1965. Bu paluzeden tatmamış ol. Gördüğün mutfağı görmezlikten gel.
Çünkü bu paluze insana sarhoşluk verir de postla çarık hatırından
çıkar.
Can verme ve ölüm zamanı gelince sonra ah eder, o zaman hırkanı
çarığını anarşin.
Fakat çirkinlik dalgasına dalmadıkça, sana bir sığınacak bulunmadıkça,
O doğru düzen gemiyi aklına bile getirmez, çarık ve pöstekine göz bile
atmazsın.
1970. Fakat yokluk denizine daldın da aciz oldun mu sevgi davasına
düşer,Rabbimiz kendimize zulmettik demeye kalkışırsın.
Şeytan der ki: Hele şu hama bakin. Şu vakitsiz öten horozun kesin
başını.
Bu huy Eyazın zekasından uzaktır. Yalvarıp yakarmadan namaz kılmaz o.
O, önceden de gökteki horozdur. Onun nazarları tam zamanındadır.
"Her şeyi, nasılsa bize öyle göster" hadisiyle "Perde kalksa,
bildiğimden, gördüğümden fazla bir şey görmez ve bilmezdim" sözünün ve
"Kime kötü gözle bakarsan bil ki kendi varlık dairenden bakmada, sen
fena olduğundan onu fena görmedesin" beytinin manası. Eğri merdiven
basamağının gölgesi eğri olur.
Ey horozlar, ötmeyi para için değil, Tanrı için ötenden öğrenin.

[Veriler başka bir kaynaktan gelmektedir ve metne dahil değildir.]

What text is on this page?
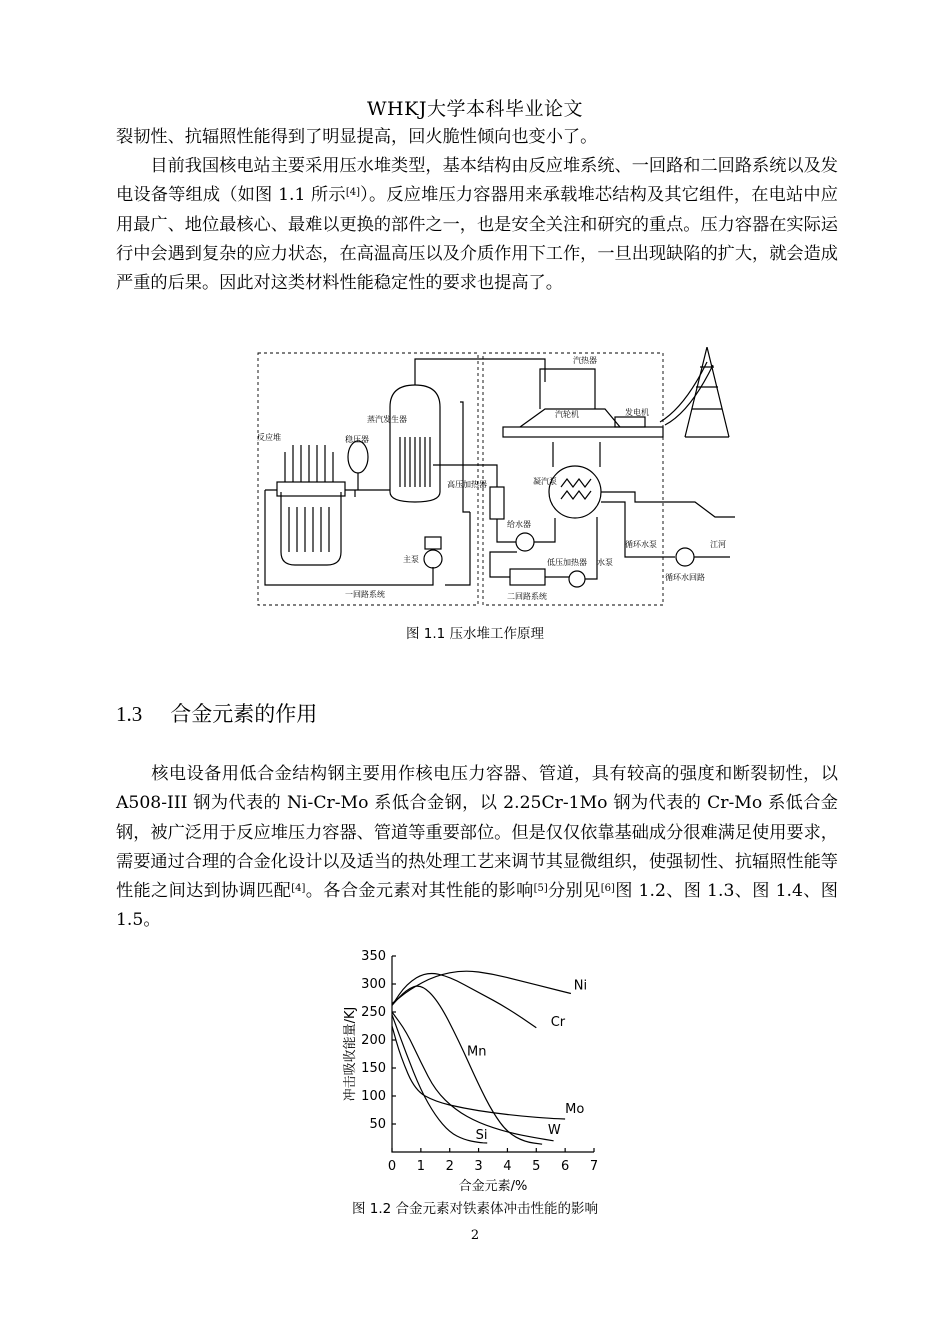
WHKJ大学本科毕业论文

裂韧性、抗辐照性能得到了明显提高，回火脆性倾向也变小了。

　　目前我国核电站主要采用压水堆类型，基本结构由反应堆系统、一回路和二回路系统以及发电设备等组成（如图 1.1 所示[4]）。反应堆压力容器用来承载堆芯结构及其它组件，在电站中应用最广、地位最核心、最难以更换的部件之一，也是安全关注和研究的重点。压力容器在实际运行中会遇到复杂的应力状态，在高温高压以及介质作用下工作，一旦出现缺陷的扩大，就会造成严重的后果。因此对这类材料性能稳定性的要求也提高了。

反应堆	稳压器
蒸汽发生器
主泵
一回路系统
汽热器
汽轮机	发电机
高压加热器	凝汽泵
给水器
低压加热器 水泵
二回路系统
循环水泵
循环水回路
江河
图 1.1 压水堆工作原理
1.3 合金元素的作用

　　核电设备用低合金结构钢主要用作核电压力容器、管道，具有较高的强度和断裂韧性，以 A508-III 钢为代表的 Ni-Cr-Mo 系低合金钢，以 2.25Cr-1Mo 钢为代表的 Cr-Mo 系低合金钢，被广泛用于反应堆压力容器、管道等重要部位。但是仅仅依靠基础成分很难满足使用要求，需要通过合理的合金化设计以及适当的热处理工艺来调节其显微组织，使强韧性、抗辐照性能等性能之间达到协调匹配[4]。各合金元素对其性能的影响[5]分别见[6]图 1.2、图 1.3、图 1.4、图 1.5。

0 1 2 3 4 5 6 7
50
100
150
200
250
300
350
合金元素/%
冲击吸收能量/KJ
Ni
Cr
Mn
Mo
W
Si
图 1.2 合金元素对铁素体冲击性能的影响
2
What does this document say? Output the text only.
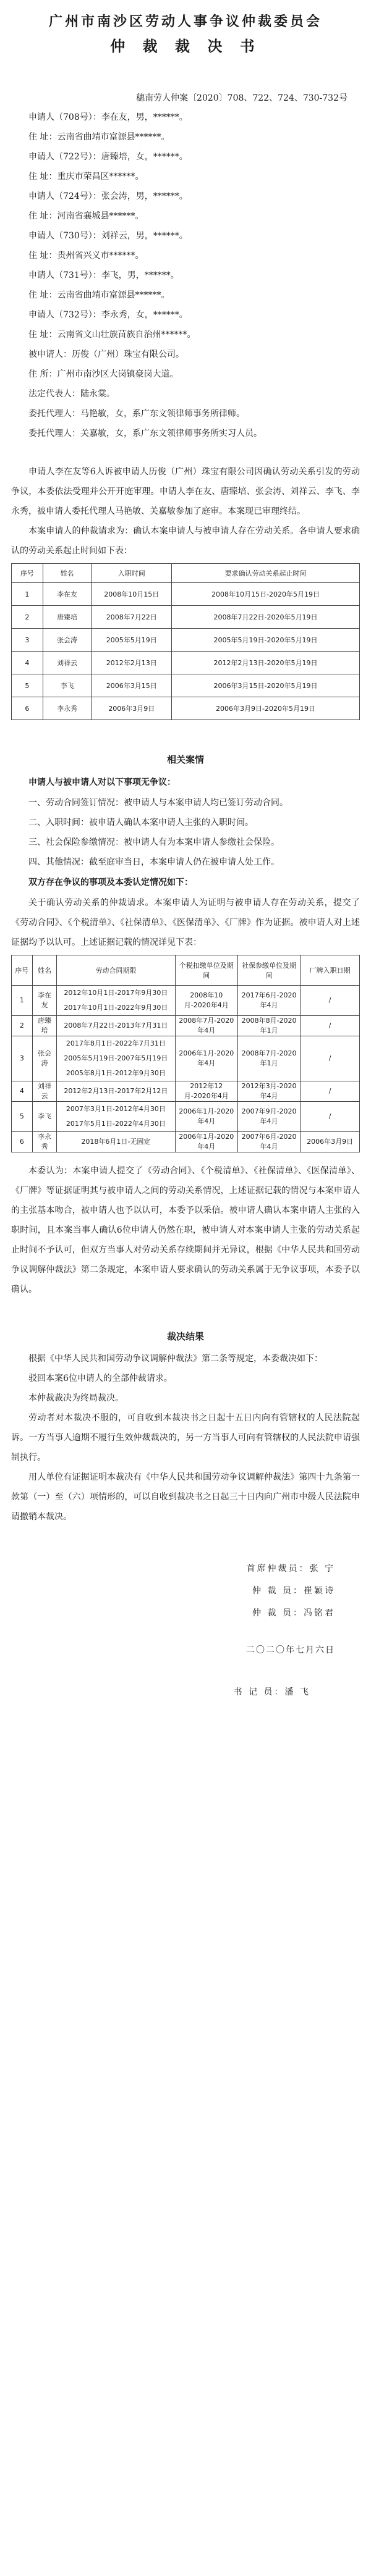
广州市南沙区劳动人事争议仲裁委员会
仲 裁 裁 决 书

穗南劳人仲案〔2020〕708、722、724、730-732号

申请人（708号）：李在友，男，******。

住 址：云南省曲靖市富源县******。

申请人（722号）：唐臻培，女，******。

住 址：重庆市荣昌区******。

申请人（724号）：张会涛，男，******。

住 址：河南省襄城县******。

申请人（730号）：刘祥云，男，******。

住 址：贵州省兴义市******。

申请人（731号）：李飞，男，******。

住 址：云南省曲靖市富源县******。

申请人（732号）：李永秀，女，******。

住 址：云南省文山壮族苗族自治州******。

被申请人：历俊（广州）珠宝有限公司。

住 所：广州市南沙区大岗镇豪岗大道。

法定代表人：陆永棠。

委托代理人：马艳敏，女，系广东文领律师事务所律师。

委托代理人：关嘉敏，女，系广东文领律师事务所实习人员。

申请人李在友等6人诉被申请人历俊（广州）珠宝有限公司因确认劳动关系引发的劳动争议，本委依法受理并公开开庭审理。申请人李在友、唐臻培、张会涛、刘祥云、李飞、李永秀，被申请人委托代理人马艳敏、关嘉敏参加了庭审。本案现已审理终结。

本案申请人的仲裁请求为：确认本案申请人与被申请人存在劳动关系。各申请人要求确认的劳动关系起止时间如下表：

序号	姓名	入职时间	要求确认劳动关系起止时间
1	李在友	2008年10月15日	2008年10月15日-2020年5月19日
2	唐臻培	2008年7月22日	2008年7月22日-2020年5月19日
3	张会涛	2005年5月19日	2005年5月19日-2020年5月19日
4	刘祥云	2012年2月13日	2012年2月13日-2020年5月19日
5	李飞	2006年3月15日	2006年3月15日-2020年5月19日
6	李永秀	2006年3月9日	2006年3月9日-2020年5月19日
相关案情

申请人与被申请人对以下事项无争议：

一、劳动合同签订情况：被申请人与本案申请人均已签订劳动合同。

二、入职时间：被申请人确认本案申请人主张的入职时间。

三、社会保险参缴情况：被申请人有为本案申请人参缴社会保险。

四、其他情况：截至庭审当日，本案申请人仍在被申请人处工作。

双方存在争议的事项及本委认定情况如下：

关于确认劳动关系的仲裁请求。本案申请人为证明与被申请人存在劳动关系，提交了《劳动合同》、《个税清单》、《社保清单》、《医保清单》、《厂牌》作为证据。被申请人对上述证据均予以认可。上述证据记载的情况详见下表：

序号	姓名	劳动合同期限	个税扣缴单位及期间	社保参缴单位及期间	厂牌入职日期
1	李在友	2012年10月1日-2017年9月30日
2017年10月1日-2022年9月30日	2008年10月-2020年4月	2017年6月-2020年4月	/
2	唐臻培	2008年7月22日-2013年7月31日	2008年7月-2020年4月	2008年8月-2020年1月	/
3	张会涛	2017年8月1日-2022年7月31日
2005年5月19日-2007年5月19日
2005年8月1日-2012年9月30日	2006年1月-2020年4月	2008年7月-2020年1月	/
4	刘祥云	2012年2月13日-2017年2月12日	2012年12月-2020年4月	2012年3月-2020年4月	/
5	李飞	2007年3月1日-2012年4月30日
2017年5月1日-2022年4月30日	2006年1月-2020年4月	2007年9月-2020年4月	/
6	李永秀	2018年6月1日-无固定	2006年1月-2020年4月	2007年6月-2020年4月	2006年3月9日

本委认为：本案申请人提交了《劳动合同》、《个税清单》、《社保清单》、《医保清单》、《厂牌》等证据证明其与被申请人之间的劳动关系情况，上述证据记载的情况与本案申请人的主张基本吻合，被申请人也予以认可，本委予以采信。被申请人确认本案申请人主张的入职时间，且本案当事人确认6位申请人仍然在职，被申请人对本案申请人主张的劳动关系起止时间不予认可，但双方当事人对劳动关系存续期间并无异议，根据《中华人民共和国劳动争议调解仲裁法》第二条规定，本案申请人要求确认的劳动关系属于无争议事项，本委予以确认。

裁决结果

根据《中华人民共和国劳动争议调解仲裁法》第二条等规定，本委裁决如下：

驳回本案6位申请人的全部仲裁请求。

本仲裁裁决为终局裁决。

劳动者对本裁决不服的，可自收到本裁决书之日起十五日内向有管辖权的人民法院起诉。一方当事人逾期不履行生效仲裁裁决的，另一方当事人可向有管辖权的人民法院申请强制执行。

用人单位有证据证明本裁决有《中华人民共和国劳动争议调解仲裁法》第四十九条第一款第（一）至（六）项情形的，可以自收到裁决书之日起三十日内向广州市中级人民法院申请撤销本裁决。

首席仲裁员：张 宁

仲 裁 员：崔颖诗

仲 裁 员：冯铭君

二〇二〇年七月六日

书 记 员：潘 飞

1975. Yalancı sabah gelir, onu aldatamaz. Yalancı sabahı, ona iyilik
ve kötülük alemidir.
Dünya ehlinin aklı, noksan olduğundan yalancı sabahı, sahici sabah
sanırlar.
Yalancı sabah, nice kervanın yolunu vurmuştur. Kervancılar, o Yalancı
aydınlığı sabah sanıp yola çıkmışlardır.
Yalancı sabah, halka kılavuz olmasın. Çünkü nice kervanları yele
vermiştir.
Ey Yalancı sabaha kapılan, sahici sabahı da Yalancı görme.

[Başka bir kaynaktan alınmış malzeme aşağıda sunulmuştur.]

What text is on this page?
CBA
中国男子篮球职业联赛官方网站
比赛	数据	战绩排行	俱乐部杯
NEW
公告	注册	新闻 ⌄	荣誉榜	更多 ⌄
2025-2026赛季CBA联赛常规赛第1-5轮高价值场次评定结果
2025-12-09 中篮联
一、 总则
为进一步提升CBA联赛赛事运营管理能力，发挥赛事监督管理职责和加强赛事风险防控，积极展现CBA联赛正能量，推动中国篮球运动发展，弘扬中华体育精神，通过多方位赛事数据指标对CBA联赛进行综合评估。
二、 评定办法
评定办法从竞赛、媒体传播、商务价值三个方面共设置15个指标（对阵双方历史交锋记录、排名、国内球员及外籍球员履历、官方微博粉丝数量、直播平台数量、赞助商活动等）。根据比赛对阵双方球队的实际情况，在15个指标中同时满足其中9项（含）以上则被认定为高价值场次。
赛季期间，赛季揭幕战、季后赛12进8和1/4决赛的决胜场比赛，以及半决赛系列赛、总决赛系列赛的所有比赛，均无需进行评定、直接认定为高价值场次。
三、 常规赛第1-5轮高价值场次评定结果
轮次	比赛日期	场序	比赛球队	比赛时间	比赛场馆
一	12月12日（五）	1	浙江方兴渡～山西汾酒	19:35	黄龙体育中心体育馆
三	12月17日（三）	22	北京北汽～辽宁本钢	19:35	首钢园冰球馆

1980. Nifaktan, kötülükten kurtulduysan neden kardeşin hakkında kötü
zanna düşüyor, münafıklık diyorsun?
Kötü zanda bulunanın işi, daima çirkindir.Dostun hakkında da kendi
kitabını okur o.
Eğrilikte kalan aşağılık kişiler, peygamberlere de büyücü ve eğri adam
dediler.
O kötü düşünceli aşağılık beyler de Eyazın odası hakkında böyle kötü
düşünceye saptılar.
Orada definesi, hazinesi var dediler. Başkalarını kendi aynanda görme.
1985. Padişah onun temizliğini biliyordu. O araştırmayı onlar için
yaptırıyordu.
O beye, odayı gece yarısı aç da haberi olmasın.
Bu suretle düşünceleri meydana çıksın. Ondan sonra ona yapılacak şeyi
biz biliriz.
O altınları mücevherleri de size bağışladım. Yalnız neler çıktığını
bana haber verin, o kadar dedi.
Dedi ama eşi olmayan Eyaz için de içi titremekteydi.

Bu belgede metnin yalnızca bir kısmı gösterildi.